Adam's Whole Life From Bridal Canopy to Grave in One Day
In twelve hours God gathered dust, raised thirteen jeweled canopies for the first wedding, and by nightfall drove the couple out of Eden.
Table of Contents
The whole life of the first man fit inside one daylight, and the sun did not rest once while it happened.
The Dust Was Gathered From Every Corner
In the first hour the dust came in. Not from one field, not from one hill, but from every corner of the earth at once, red and black and pale, swept together so that no nation could ever stand over the grave of Adam and say he was theirs and no one else's. In the second hour the dust was kneaded into a single formless lump, heavy and shapeless on the ground. In the third hour the lump found its edges. Limbs stretched out of it. A spine, a skull, two open hands.
In the fourth hour the soul went in. The body, which had lain there like wet clay, shuddered. In the fifth hour Adam stood for the first time, swaying on new legs, the tallest thing in the garden. In the sixth hour the animals came before him in pairs, and he opened his mouth and named them, one after another, calling each creature the thing it actually was. A prophet on his first afternoon, reading the world out loud.
Thirteen Canopies of Gold and Jewels
In the seventh hour he was not alone. Eve stood beside him, and the garden became a wedding.
The Holy One did not leave the first marriage bare. He raised canopies over the couple in Eden, and the rabbis could not agree how many, only that the number was extravagant. Rabbi Levi, in the name of Rabbi Hama bar Hanina, counted thirteen. Resh Lakish counted eleven. Others counted ten. They read the count out of one verse about Eden, every precious stone your covering, and they divided that covering differently, but none of them made it small. Carbuncle, topaz, emerald, sapphire, every gem named over the king of Tyre was hung above two newlyweds who had been alive, between them, for a single hour. The walls of the canopies were stones that threw light. God Himself tied the knots.
It was the most lavish wedding the world would ever hold, and it was over before dark.
By Nightfall, Out the Gate
In the eighth hour there were children. According to the Tosafot, Cain was born in that hour with a twin sister at his side. In the ninth hour the command came, plain and short, not to eat from the one tree. In the tenth hour Adam ate.

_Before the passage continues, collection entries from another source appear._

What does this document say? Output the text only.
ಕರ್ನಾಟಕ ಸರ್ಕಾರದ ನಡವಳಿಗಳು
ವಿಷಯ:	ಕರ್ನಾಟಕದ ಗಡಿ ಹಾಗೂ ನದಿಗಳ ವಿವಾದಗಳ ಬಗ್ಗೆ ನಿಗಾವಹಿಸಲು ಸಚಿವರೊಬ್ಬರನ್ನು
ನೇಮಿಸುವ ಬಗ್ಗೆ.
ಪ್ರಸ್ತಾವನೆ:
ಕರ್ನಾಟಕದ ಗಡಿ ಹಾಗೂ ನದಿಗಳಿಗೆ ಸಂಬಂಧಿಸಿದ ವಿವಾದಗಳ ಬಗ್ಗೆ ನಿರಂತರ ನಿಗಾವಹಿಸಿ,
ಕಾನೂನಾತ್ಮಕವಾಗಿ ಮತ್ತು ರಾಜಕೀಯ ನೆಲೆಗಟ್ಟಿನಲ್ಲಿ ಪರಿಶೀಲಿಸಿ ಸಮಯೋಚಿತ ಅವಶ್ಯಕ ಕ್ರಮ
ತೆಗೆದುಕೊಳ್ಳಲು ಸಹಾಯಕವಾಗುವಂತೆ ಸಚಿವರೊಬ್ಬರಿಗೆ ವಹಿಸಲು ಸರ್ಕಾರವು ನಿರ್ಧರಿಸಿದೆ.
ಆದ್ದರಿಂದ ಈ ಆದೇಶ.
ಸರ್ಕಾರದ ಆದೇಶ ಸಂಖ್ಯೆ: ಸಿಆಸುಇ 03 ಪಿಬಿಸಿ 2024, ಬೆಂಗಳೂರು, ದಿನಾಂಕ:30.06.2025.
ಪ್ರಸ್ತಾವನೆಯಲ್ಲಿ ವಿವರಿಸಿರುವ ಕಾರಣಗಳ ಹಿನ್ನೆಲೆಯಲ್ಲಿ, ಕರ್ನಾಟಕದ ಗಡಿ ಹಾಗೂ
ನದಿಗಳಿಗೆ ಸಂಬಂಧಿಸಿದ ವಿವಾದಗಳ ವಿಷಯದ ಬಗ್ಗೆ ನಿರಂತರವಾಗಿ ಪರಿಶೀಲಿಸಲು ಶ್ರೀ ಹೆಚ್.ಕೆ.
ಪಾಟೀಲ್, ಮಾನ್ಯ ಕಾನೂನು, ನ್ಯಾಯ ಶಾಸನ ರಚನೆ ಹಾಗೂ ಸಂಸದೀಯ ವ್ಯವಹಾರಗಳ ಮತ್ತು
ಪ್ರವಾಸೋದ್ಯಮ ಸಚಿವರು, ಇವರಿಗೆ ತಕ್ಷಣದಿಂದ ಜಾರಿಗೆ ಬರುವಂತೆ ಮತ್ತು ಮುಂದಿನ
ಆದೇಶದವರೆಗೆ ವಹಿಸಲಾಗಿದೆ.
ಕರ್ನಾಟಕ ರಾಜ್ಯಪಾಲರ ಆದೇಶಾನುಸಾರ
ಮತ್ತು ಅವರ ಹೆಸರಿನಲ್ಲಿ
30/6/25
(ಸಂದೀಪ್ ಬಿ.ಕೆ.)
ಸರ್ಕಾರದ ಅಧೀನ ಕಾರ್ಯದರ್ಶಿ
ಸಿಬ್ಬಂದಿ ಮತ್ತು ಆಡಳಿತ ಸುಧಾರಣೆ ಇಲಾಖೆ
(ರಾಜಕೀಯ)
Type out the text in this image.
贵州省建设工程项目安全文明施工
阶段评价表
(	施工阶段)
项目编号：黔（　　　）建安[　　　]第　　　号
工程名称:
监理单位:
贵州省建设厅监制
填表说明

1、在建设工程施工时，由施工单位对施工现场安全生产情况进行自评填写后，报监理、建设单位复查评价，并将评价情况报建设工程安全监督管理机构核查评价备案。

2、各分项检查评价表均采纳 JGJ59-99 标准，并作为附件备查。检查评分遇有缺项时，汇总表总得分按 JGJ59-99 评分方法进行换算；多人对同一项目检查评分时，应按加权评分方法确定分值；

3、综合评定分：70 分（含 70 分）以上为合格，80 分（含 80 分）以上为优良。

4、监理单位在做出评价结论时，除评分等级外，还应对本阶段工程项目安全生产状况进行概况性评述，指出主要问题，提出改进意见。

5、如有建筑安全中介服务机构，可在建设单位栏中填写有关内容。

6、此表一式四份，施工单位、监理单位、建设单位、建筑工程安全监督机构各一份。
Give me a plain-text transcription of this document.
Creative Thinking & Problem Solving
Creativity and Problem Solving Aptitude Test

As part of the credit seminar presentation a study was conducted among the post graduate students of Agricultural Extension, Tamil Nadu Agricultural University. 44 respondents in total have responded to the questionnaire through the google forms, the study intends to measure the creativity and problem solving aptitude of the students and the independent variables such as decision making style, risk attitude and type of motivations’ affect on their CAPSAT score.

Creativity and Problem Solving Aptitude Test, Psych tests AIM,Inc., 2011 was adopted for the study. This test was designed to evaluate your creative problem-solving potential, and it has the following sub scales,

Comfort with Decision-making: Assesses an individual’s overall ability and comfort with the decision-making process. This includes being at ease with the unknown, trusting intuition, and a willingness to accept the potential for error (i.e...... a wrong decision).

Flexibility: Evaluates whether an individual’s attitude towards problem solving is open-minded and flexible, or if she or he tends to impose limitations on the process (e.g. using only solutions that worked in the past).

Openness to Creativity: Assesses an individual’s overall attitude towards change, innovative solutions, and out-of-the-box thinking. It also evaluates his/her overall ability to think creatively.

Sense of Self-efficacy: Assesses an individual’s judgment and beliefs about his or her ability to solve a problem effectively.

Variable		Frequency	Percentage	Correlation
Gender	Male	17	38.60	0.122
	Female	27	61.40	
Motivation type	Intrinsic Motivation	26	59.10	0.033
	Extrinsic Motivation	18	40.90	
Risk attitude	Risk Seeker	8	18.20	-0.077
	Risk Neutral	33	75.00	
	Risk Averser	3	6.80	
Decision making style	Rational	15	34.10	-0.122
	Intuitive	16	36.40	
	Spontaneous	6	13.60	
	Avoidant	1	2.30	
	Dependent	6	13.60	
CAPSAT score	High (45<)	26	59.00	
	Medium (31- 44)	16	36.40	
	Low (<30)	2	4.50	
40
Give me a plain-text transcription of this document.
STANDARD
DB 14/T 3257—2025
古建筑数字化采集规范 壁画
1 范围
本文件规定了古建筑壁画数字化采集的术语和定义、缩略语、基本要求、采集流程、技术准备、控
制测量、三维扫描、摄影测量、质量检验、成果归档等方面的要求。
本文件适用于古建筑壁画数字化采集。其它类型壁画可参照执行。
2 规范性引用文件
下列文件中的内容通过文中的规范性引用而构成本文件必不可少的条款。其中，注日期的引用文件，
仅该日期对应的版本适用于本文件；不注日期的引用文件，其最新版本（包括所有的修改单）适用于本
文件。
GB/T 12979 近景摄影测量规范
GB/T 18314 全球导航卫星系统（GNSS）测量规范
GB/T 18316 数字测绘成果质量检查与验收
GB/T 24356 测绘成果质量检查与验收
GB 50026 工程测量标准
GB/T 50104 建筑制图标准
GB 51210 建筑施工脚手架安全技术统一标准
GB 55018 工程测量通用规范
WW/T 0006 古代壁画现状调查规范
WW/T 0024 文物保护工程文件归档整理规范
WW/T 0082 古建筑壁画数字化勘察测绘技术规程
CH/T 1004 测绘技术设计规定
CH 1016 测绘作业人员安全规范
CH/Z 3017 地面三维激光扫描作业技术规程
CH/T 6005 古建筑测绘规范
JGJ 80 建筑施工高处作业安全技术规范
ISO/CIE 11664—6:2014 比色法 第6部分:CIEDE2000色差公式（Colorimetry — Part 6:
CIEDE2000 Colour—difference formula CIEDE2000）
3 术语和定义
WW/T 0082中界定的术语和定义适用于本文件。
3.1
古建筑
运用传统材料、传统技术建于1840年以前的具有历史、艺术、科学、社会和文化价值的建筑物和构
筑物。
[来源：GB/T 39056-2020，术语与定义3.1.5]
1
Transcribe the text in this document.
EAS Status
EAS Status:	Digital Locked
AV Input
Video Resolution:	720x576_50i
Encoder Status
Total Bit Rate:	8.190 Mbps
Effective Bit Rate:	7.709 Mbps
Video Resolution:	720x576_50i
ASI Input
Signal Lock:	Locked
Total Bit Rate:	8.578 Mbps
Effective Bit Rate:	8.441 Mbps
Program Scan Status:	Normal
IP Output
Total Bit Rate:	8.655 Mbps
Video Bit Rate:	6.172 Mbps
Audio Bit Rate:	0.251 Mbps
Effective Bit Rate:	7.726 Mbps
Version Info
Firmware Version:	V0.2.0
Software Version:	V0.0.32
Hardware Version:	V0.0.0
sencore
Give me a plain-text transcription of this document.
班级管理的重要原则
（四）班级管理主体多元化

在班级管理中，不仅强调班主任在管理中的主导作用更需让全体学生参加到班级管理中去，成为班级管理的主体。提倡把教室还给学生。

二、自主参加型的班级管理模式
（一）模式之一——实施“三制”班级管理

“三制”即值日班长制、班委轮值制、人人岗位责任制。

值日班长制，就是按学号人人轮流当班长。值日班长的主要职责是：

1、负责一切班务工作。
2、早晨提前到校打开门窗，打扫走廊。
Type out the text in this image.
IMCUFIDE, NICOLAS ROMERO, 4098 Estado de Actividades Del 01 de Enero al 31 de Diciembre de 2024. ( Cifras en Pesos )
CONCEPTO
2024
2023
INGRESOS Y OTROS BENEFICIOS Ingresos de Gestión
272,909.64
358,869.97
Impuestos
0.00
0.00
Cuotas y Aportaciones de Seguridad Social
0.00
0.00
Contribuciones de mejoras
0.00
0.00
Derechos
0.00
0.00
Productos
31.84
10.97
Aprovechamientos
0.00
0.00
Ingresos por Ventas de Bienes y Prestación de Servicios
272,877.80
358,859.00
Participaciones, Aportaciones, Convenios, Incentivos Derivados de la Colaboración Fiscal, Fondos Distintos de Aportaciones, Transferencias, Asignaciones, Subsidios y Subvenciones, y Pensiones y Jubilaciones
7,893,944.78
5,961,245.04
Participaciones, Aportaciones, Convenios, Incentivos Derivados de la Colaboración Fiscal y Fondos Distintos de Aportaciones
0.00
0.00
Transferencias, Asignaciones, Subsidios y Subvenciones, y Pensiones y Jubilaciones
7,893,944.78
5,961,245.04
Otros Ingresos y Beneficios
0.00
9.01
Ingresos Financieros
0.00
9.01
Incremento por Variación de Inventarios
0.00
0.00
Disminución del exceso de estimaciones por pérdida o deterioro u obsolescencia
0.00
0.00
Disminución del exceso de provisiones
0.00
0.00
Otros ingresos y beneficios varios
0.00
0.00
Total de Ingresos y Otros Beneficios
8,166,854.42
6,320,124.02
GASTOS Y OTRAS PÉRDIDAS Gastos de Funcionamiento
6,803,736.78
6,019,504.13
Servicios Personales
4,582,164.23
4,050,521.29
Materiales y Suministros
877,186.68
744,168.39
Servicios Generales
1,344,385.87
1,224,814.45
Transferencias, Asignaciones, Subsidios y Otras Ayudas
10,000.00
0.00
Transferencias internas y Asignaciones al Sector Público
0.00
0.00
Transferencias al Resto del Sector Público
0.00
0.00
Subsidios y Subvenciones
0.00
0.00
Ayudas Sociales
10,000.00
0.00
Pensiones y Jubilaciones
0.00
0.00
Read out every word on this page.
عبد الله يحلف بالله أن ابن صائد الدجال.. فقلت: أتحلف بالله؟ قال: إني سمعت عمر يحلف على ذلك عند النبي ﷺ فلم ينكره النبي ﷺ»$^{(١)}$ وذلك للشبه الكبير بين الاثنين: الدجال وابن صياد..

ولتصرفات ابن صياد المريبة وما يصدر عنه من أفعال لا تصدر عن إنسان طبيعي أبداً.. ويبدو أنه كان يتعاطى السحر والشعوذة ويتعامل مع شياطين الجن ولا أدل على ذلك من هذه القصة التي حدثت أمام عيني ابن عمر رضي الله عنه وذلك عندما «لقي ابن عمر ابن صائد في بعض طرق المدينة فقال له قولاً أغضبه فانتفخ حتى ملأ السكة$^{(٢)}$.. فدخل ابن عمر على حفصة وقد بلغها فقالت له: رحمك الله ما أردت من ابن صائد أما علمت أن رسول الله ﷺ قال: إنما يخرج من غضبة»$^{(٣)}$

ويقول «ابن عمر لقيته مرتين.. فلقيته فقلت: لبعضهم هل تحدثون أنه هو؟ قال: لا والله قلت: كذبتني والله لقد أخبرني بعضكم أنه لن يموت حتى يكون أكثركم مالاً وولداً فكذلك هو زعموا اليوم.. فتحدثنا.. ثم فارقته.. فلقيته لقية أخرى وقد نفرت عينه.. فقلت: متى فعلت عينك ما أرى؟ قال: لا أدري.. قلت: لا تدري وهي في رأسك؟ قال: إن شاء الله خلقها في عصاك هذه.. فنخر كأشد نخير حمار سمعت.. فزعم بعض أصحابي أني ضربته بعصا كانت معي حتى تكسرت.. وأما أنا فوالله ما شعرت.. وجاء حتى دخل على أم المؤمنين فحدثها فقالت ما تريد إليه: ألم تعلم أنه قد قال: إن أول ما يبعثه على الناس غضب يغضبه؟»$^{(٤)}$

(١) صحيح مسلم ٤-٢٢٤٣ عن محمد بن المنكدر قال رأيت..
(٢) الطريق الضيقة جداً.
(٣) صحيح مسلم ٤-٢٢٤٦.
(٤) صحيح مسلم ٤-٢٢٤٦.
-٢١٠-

In the eleventh hour the judgment opened. God asked, and Adam answered with his hand pointed sideways at his wife. "The woman whom You gave to be with me," he said, "she gave me of the tree, and I ate." The boldness drained out of his face as he said it. And the face of the Holy One changed too, the way a host's face changes when the guest has fouled the feast. In the twelfth hour, before the first Sabbath had begun, God sent him out of the garden. The same hands that had gathered his dust and tied his canopies now closed the gate behind him. He had been made, married, judged, and exiled, and the sun that watched his creation in the morning had not yet finished setting.
The Earth Refused to Hold the Murdered Boy
Outside the gate the years finally began to move at the ordinary pace, and they ran long. Generations rose from the exiled couple. Abel was born and grew and was killed by his own brother in a field, and that is where the second strangeness waited.
Abel would not stay buried. Cain covered the body and the ground heaved it back up. He covered it again and the earth spat it out again, and a voice came up through the soil with the corpse. "No creature shall rest in the earth," it said, "until the first one of all has returned the dust to me of which it was formed." The dirt that had given up its red and black grains to make Adam wanted Adam back before it would take anyone else. So Abel lay unburied on a stone, set there by angels, year after year, waiting for the first man to die.
Three Archangels Carry the First Man Home
At last Adam died.
God did not leave the body to mortals. He sent three of the greatest archangels down into the world of the dead, and they came as undertakers. They washed the first man. They wrapped him in linen and rubbed him with fragrant oil, the way the living honor the dead, except the hands doing it had never been born and would never die. Then they walked to the stone where Abel had waited all those generations and lifted him too, the boy whose blood the ground had cried out, and they prepared him beside his father.
They carried both bodies into Paradise. And there, in the garden Adam had been driven from on the day he was made, they dug. They laid him down in the exact place the dust had been taken from in the first hour of the first day, the spot the earth had been holding open ever since. The corners of the earth that had been swept together to raise him came apart again to receive him. The first wedding and the first grave stood on the same ground. Beside him they buried Abel, and the soil that had refused every other body closed at last over the two of them, and was quiet.